For testing i've build a sketch for measuring the outside temperature and used the VBA IoT debug program on the PC to make a trend of the temperature. In the plot you can see the temperature curve and two extra signals. This red and bleu lines present an output and an input. The input is connected to the output. The output is switched at a frequency of 5 seconds and the input will follow the output signal (as expected). A thick red and bleu line is now painted on the form, because of a plotter interval of 2 minutes. Also visible are some interruptions; the white gaps in the red and bleu lines. At the position of the white gaps, the connection with the internet is disconnected and connected again (loss detection of the 5Hz block wave).

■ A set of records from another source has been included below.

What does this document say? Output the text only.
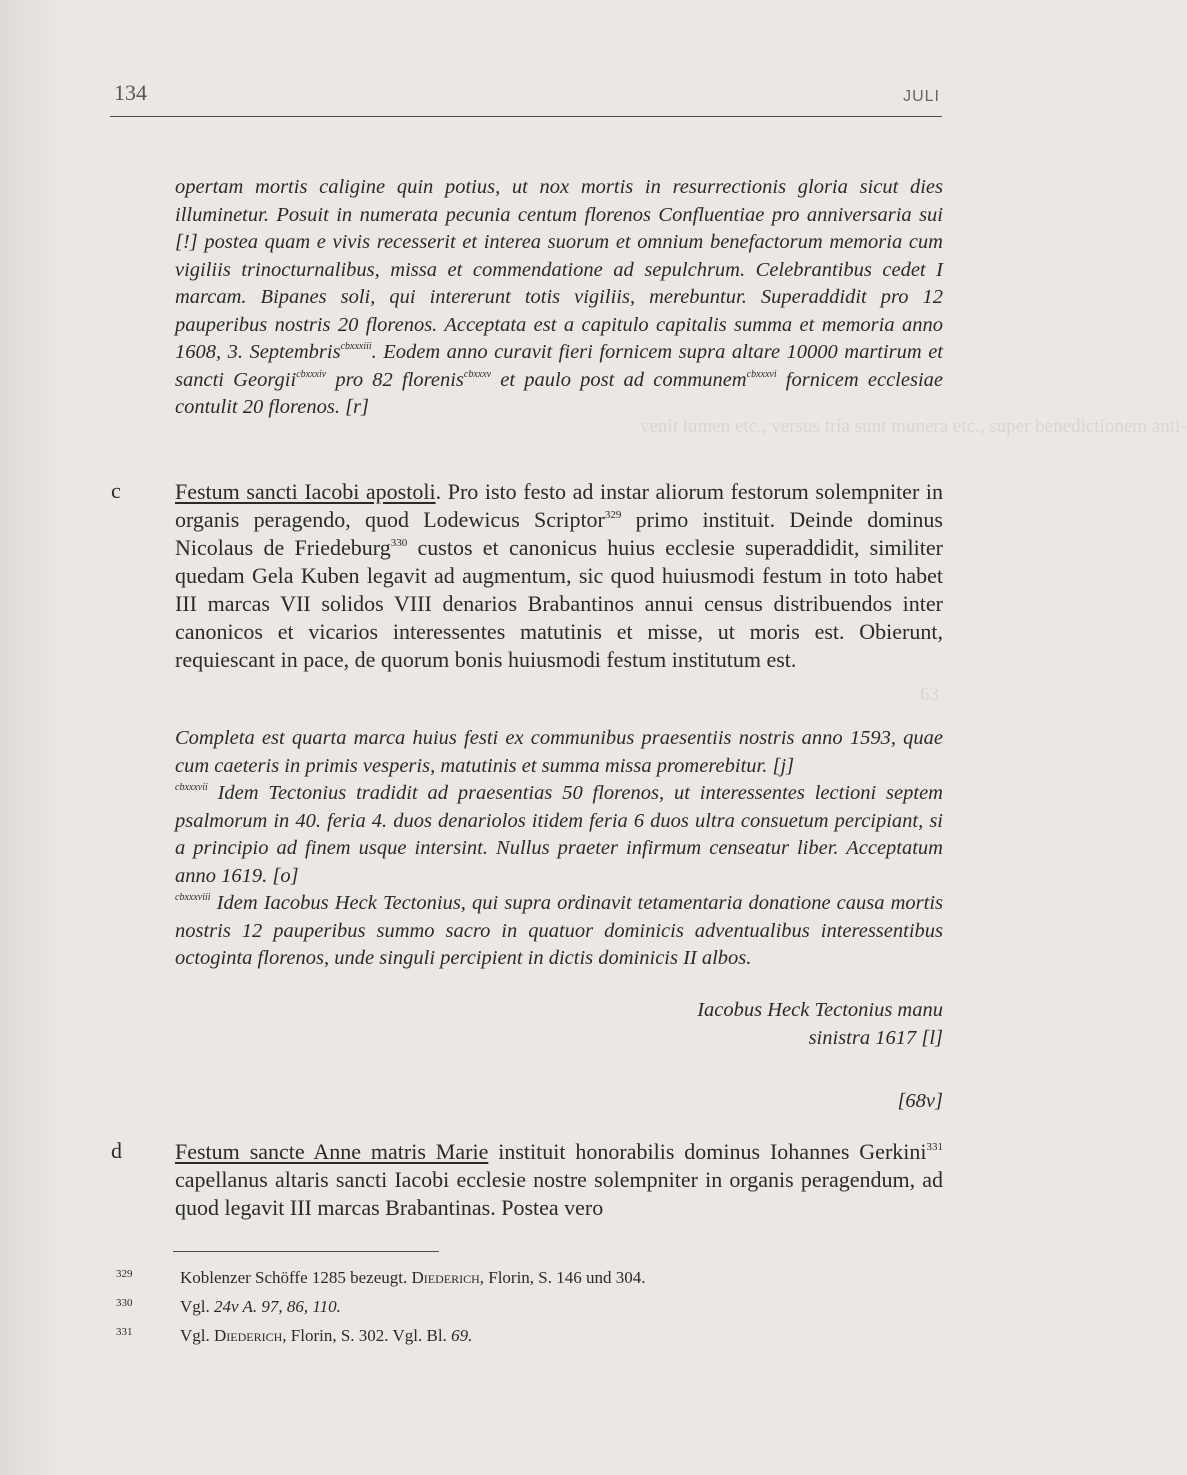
venit lumen etc., versus tria sunt munera etc., super benedictionem anti-
63
134	JULI
opertam mortis caligine quin potius, ut nox mortis in resurrectionis gloria sicut dies illuminetur. Posuit in numerata pecunia centum florenos Confluentiae pro anniversaria sui [!] postea quam e vivis recesserit et interea suorum et omnium benefactorum memoria cum vigiliis trinocturnalibus, missa et commendatione ad sepulchrum. Celebrantibus cedet I marcam. Bipanes soli, qui intererunt totis vigiliis, merebuntur. Superaddidit pro 12 pauperibus nostris 20 florenos. Acceptata est a capitulo capitalis summa et memoria anno 1608, 3. Septembris$^{cbxxxiii}$. Eodem anno curavit fieri fornicem supra altare 10000 martirum et sancti Georgii$^{cbxxxiv}$ pro 82 florenis$^{cbxxxv}$ et paulo post ad communem$^{cbxxxvi}$ fornicem ecclesiae contulit 20 florenos. [r]
c Festum sancti Iacobi apostoli. Pro isto festo ad instar aliorum festorum solempniter in organis peragendo, quod Lodewicus Scriptor$^{329}$ primo instituit. Deinde dominus Nicolaus de Friedeburg$^{330}$ custos et canonicus huius ecclesie superaddidit, similiter quedam Gela Kuben legavit ad augmentum, sic quod huiusmodi festum in toto habet III marcas VII solidos VIII denarios Brabantinos annui census distribuendos inter canonicos et vicarios interessentes matutinis et misse, ut moris est. Obierunt, requiescant in pace, de quorum bonis huiusmodi festum institutum est.
Completa est quarta marca huius festi ex communibus praesentiis nostris anno 1593, quae cum caeteris in primis vesperis, matutinis et summa missa promerebitur. [j]
$^{cbxxxvii}$ Idem Tectonius tradidit ad praesentias 50 florenos, ut interessentes lectioni septem psalmorum in 40. feria 4. duos denariolos itidem feria 6 duos ultra consuetum percipiant, si a principio ad finem usque intersint. Nullus praeter infirmum censeatur liber. Acceptatum anno 1619. [o]
$^{cbxxxviii}$ Idem Iacobus Heck Tectonius, qui supra ordinavit tetamentaria donatione causa mortis nostris 12 pauperibus summo sacro in quatuor dominicis adventualibus interessentibus octoginta florenos, unde singuli percipient in dictis dominicis II albos.
Iacobus Heck Tectonius manu
sinistra 1617 [l]
[68v]
d Festum sancte Anne matris Marie instituit honorabilis dominus Iohannes Gerkini$^{331}$ capellanus altaris sancti Iacobi ecclesie nostre solempniter in organis peragendum, ad quod legavit III marcas Brabantinas. Postea vero
329	Koblenzer Schöffe 1285 bezeugt. Diederich, Florin, S. 146 und 304.
330	Vgl. 24v A. 97, 86, 110.
331	Vgl. Diederich, Florin, S. 302. Vgl. Bl. 69.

The sketch is now running for several days, no memory leaks, reconnected to internet when there is a connection problem. Altough i find a serial connection more reliable and faster than the Wifi internet, this communication can be used, especially for trending the "slower" analogue proces values on a PC. Remark; the sketch is reliable at all moments, only the connection to the PC/HMI by WiFi internet is less reliable, but still usefull. Ideal for weather station projects or that kind of stuff...
In the HMI screen you can see the amount of reconnects to the internet
(now 452 times, over a period of almost 7 days (1)). Still a lot of interrupts.
The FSM is now stable. Still in test phase, but very enthousiastic about the ESP8266 on the ESP-07 shield.
I've also programmed an ESP-01 module. When knowing how, everything is easy. What a nice modules.
(1) Remark: the start time of a certain Windows 10 process can be determined by the downloadable ProcesExplorer (procexp64.exe).